The average score for Scottish and English councils was 46% dropping to 31% for Wales and 25% for Northern Ireland.

Some of the issues looked into by the team analysing the plans:

  • whether the climate actions are costed
  • do the actions have a clear goal
  • are local residents being engaged with climate action
  • does the plan include strategies to decarbonise waste, planning, homes and other services that the council is responsible for
  • does it go beyond cutting the council’s own emissions and plan to work with others to cut the whole area’s emissions
  • does the plan cover areas such as re-skilling the workforce, climate education, governance and funding for climate action.

Annie Pickering, Campaigns and Policy Officer at CE UK, said: “A good Action Plan has the basics covered. This means that the actions are specific and measurable and assigned to teams or departments. It should also be clear how the plan will be monitored as it is implemented.”

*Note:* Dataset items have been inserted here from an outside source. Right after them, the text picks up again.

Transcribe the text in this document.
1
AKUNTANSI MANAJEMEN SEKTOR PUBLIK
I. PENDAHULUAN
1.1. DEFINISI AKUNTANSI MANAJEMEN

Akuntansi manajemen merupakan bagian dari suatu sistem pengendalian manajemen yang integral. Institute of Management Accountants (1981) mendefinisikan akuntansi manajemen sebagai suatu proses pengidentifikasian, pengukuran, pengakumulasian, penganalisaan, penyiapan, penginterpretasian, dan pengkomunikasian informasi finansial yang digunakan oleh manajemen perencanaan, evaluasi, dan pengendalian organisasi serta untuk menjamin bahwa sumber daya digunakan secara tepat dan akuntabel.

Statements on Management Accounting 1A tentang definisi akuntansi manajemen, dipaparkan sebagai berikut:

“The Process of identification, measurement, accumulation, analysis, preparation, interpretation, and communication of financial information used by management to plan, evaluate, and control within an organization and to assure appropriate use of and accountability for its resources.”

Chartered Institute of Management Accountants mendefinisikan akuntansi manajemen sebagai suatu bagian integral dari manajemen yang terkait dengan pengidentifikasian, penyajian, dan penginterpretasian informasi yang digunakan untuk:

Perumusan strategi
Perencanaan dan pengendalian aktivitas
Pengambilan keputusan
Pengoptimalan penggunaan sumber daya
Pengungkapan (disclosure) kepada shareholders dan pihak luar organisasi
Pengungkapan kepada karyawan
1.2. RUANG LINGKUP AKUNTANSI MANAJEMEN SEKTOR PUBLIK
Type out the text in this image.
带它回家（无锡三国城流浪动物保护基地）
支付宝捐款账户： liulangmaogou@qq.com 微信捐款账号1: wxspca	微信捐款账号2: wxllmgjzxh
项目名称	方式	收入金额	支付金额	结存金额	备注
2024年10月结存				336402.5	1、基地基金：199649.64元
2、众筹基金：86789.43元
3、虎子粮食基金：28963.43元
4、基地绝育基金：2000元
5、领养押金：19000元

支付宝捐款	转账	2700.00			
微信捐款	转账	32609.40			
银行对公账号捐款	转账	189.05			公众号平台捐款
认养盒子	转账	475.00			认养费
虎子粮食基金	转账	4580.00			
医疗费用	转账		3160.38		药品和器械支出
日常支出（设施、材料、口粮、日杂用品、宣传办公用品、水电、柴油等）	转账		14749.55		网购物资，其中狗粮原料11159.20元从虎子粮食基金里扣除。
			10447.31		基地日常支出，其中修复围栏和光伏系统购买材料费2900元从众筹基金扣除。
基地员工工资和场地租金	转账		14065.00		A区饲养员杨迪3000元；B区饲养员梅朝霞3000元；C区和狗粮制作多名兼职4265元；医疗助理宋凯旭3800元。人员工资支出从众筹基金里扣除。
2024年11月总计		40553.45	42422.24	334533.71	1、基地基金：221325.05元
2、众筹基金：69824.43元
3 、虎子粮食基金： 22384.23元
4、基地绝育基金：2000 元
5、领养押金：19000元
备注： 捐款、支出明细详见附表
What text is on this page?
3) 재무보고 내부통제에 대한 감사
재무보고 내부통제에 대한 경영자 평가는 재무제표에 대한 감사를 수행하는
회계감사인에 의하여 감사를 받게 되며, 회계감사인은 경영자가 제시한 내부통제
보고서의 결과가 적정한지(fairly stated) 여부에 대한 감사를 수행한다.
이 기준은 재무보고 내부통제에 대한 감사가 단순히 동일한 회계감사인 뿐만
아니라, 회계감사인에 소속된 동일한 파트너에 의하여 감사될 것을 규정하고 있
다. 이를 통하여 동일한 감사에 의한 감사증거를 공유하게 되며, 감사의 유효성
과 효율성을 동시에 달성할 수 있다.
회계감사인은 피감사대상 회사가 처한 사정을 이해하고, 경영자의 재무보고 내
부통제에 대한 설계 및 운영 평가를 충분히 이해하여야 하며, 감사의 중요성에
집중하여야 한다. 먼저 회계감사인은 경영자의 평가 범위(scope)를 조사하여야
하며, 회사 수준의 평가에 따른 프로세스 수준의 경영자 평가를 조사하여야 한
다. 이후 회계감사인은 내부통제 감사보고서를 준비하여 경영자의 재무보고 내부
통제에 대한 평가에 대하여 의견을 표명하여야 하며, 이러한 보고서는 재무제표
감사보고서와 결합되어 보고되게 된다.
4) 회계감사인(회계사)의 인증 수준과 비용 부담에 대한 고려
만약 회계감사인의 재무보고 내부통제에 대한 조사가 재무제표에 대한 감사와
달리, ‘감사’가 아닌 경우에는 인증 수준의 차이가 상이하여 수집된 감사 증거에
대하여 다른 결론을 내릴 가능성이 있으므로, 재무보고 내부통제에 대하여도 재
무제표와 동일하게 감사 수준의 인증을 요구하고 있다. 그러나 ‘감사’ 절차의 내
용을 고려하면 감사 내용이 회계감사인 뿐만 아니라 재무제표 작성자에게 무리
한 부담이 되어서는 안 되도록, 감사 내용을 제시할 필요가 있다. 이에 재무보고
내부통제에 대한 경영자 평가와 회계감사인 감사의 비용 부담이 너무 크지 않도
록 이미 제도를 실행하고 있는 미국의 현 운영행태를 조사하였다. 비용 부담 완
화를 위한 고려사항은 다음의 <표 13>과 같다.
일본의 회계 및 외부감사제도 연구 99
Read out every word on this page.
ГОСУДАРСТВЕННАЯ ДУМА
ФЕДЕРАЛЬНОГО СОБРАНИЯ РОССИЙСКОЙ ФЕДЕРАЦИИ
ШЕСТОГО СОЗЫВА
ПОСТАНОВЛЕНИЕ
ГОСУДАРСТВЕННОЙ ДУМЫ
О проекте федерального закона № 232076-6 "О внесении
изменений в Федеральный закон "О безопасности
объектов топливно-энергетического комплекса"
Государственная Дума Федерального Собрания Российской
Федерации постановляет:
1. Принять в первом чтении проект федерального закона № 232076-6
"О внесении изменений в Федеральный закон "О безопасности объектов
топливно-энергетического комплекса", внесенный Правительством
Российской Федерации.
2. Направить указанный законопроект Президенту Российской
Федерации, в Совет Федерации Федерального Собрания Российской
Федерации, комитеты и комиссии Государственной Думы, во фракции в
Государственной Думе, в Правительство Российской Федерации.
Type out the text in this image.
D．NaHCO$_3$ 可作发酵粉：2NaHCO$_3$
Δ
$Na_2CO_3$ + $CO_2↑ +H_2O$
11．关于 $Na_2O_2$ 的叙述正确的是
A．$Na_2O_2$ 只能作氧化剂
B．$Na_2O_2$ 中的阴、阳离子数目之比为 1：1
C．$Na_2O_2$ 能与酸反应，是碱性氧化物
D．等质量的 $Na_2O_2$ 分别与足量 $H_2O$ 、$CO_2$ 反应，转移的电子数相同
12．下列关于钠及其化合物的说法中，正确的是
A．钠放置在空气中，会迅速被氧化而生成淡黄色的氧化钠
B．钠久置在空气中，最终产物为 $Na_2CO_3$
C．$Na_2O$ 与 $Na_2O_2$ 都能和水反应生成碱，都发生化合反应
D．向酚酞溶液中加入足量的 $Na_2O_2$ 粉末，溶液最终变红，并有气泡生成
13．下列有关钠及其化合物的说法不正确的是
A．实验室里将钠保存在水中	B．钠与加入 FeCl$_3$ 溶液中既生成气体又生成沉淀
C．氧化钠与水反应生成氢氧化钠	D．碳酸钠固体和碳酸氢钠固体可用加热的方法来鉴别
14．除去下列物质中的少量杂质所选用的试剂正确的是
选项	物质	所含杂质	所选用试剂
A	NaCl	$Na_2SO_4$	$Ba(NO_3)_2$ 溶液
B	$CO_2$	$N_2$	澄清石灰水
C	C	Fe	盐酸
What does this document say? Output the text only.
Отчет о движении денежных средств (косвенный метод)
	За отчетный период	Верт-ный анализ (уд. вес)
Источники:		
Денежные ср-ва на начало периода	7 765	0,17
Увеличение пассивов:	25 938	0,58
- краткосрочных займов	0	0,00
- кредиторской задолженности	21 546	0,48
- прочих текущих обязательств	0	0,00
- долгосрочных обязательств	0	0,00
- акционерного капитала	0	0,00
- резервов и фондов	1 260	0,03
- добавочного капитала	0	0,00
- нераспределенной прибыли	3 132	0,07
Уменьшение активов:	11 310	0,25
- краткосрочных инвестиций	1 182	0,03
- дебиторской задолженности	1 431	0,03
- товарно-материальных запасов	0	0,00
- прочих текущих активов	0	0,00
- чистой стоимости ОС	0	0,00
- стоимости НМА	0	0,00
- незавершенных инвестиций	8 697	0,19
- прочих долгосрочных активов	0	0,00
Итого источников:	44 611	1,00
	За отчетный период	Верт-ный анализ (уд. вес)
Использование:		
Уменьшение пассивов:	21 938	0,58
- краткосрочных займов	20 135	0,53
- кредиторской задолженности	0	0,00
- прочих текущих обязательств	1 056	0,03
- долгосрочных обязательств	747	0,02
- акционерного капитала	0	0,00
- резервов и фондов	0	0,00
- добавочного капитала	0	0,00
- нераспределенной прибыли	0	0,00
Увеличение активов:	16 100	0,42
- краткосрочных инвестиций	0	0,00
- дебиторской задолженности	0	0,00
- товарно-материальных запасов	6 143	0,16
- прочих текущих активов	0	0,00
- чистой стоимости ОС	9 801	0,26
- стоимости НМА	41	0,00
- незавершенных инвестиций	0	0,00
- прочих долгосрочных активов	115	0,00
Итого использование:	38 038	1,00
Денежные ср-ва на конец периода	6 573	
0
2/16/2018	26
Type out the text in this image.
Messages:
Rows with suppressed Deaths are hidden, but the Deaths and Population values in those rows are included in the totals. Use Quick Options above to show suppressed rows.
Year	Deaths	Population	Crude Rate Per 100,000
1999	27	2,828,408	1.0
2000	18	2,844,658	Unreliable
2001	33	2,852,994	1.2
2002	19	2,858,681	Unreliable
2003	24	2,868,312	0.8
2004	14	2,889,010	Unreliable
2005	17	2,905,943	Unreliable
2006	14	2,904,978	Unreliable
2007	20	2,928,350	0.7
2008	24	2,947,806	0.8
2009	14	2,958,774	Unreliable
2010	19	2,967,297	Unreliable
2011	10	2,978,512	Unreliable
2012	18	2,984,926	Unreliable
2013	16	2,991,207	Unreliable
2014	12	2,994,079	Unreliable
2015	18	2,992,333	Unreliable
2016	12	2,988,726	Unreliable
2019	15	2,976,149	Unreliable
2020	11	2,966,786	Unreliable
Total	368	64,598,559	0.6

High scoring councils included Somerset West and Taunton Council, Manchester City Council and Solihull Metropolitan Borough Council.

Manchester City Council (MCC) received a score of 87%, for its plan which aims for significant reduction in damaging carbon emissions, with the ultimate target of Manchester becoming zero carbon by 2038 – 12 years ahead of the national target of 2050.

Actions being undertaken include decarbonising public buildings through the use of solar energy and ground and air-source heat pumps, mass tree planting and the creation of new green spaces such as Mayfield Park, increasing use of electric vehicles including electric bin lorries, improved walking and cycling infrastructure, developing new approaches to community engagement and the creation of new low carbon social homes.

Councillor Tracey Rawlins, MCC’s Executive Member for Environment, said:“Having a strong plan to tackle climate change is a vital foundation. It’s very heartening that detailed analysis has found ours to be one of the best and reflects the Council’s determination to play its full part in an urgent global mission.

“The challenge now is to keep delivering against it. As a council our goal is to halve our direct carbon emissions by 2025. We are currently on track to achieve this and we need other organisations, and the city as a whole to join us on this journey. Together can we achieve the goal of Manchester becoming zero carbon by 2038.”

CE UK has only assessed action plans this time, not the actions councils are actually taking to reduce emissions and improve biodiversity.

The research found that 86 councils have an area-wide net zero target of 2030 or earlier, and 33% of councils had not set a net zero target of 2050 or earlier, according to the Council Climate Plan Scorecards.

Pickering added: “This year’s scorecards are just the start of the process. It has been an important exercise to understand what makes a good council Climate Action Plan and we hope that it will help councils learn from each other and up their game. A good plan will help a local authority deliver effective actions, while having it easily available on the council website will enable local residents to know what their council has committed to and so hold the council to account.

“While we understand that councils need much more support and funding from the national Government, and have been stretched by responding to the pandemic, the fact that some councils have developed well thought out, costed and ambitious plans, shows that it is possible.

“Last year the National Audit Office criticised the Government for only providing councils with piecemeal funding and powers to deal with the climate emergency. Imagine what council climate action could happen if councils were given adequate funding and powers.”